Chivas Tijuana
- Full name: Chivas Tijuana
- Nickname: Chivas
- Founded: 1997; 29 years ago
- Dissolved: 1999; 27 years ago
- Ground: Estadio del Cerro Colorado Tijuana, Baja California
- League: Defunct
| Home colours | Away colours |

= Chivas Tijuana =

Mexican football club

Chivas Tijuana, was a Mexican professional football club and former affiliate of Guadalajara. It was based in Tijuana, Baja California.

==History==
The club was founded in 1997 in Tijuana, Baja California, and was affiliated with Guadalajara from the Primera División de México. The city of Tijuana wanted to have a professional soccer club after many failed attempts with clubs Inter and Tijuana Stars.

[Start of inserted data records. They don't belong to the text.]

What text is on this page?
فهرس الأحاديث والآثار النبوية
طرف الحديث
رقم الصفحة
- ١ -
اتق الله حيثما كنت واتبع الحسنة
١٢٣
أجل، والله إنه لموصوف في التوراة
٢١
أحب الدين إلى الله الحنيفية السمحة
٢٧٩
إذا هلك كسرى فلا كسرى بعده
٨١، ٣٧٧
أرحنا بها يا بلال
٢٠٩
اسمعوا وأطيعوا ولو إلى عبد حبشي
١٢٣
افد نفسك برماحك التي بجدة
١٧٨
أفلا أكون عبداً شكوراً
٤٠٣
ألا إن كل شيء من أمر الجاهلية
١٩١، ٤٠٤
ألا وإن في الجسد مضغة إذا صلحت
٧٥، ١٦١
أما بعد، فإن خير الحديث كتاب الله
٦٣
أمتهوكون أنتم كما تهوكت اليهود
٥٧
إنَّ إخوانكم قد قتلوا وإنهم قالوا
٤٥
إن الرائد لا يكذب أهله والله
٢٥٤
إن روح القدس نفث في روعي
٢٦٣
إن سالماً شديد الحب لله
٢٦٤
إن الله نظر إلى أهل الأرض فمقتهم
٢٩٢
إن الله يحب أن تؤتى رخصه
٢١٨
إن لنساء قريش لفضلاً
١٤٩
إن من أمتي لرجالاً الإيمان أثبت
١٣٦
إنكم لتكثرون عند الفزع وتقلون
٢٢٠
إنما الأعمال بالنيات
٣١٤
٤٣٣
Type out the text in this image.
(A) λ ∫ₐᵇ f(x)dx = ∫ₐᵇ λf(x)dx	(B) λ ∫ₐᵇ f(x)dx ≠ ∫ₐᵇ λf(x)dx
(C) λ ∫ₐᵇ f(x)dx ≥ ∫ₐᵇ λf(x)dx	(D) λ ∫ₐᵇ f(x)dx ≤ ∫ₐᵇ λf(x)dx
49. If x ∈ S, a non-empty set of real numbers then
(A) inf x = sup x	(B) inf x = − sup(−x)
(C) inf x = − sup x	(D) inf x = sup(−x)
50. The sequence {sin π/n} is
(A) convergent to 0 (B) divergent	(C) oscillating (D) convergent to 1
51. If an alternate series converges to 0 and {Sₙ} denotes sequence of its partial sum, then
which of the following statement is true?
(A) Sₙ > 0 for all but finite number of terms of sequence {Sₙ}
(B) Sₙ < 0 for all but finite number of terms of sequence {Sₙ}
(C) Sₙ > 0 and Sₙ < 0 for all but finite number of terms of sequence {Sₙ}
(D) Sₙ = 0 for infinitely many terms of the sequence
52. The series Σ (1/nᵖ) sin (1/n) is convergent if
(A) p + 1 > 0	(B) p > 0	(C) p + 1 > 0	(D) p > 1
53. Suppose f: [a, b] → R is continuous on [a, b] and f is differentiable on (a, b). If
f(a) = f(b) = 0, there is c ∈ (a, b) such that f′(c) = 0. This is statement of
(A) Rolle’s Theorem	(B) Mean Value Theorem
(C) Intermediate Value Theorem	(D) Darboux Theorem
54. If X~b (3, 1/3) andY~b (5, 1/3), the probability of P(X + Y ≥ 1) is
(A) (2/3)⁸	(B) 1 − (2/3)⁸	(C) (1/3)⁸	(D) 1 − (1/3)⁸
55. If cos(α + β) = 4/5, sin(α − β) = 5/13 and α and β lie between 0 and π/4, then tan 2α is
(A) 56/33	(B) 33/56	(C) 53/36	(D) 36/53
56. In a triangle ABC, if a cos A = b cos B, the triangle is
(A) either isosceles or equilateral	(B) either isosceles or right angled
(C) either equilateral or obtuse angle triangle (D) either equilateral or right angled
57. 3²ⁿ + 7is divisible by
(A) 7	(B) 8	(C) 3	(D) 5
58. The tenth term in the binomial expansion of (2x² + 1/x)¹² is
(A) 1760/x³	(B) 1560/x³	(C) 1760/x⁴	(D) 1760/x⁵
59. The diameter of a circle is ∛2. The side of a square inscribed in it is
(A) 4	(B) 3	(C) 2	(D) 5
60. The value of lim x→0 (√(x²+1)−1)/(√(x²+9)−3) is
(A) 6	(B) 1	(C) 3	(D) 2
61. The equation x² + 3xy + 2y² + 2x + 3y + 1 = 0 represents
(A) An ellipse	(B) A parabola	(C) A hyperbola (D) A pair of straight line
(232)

The club was acquired after the 1997 tournament when the Federación Mexicana de Fútbol (FMF) put four franchises for sale, one bought by Tijuana the others by Unión de Curtidores, América, Halcones de Querétaro, Tecos de la UAG, and Jaguares de Colima. The club counted on 18 players from San Luis Río Colorado, Mexicali, Rosarito, San Diego and a few more who contributed young talent but was relegated to the Segunda División de México.

In 1999, the club played its last year as Chivas Tijuana, after the Federación Mexicana de Fútbol decided that there could not be two clubs with the name Chivas. After the 1999 tournament, the club changed its name to Nacional Tijuana.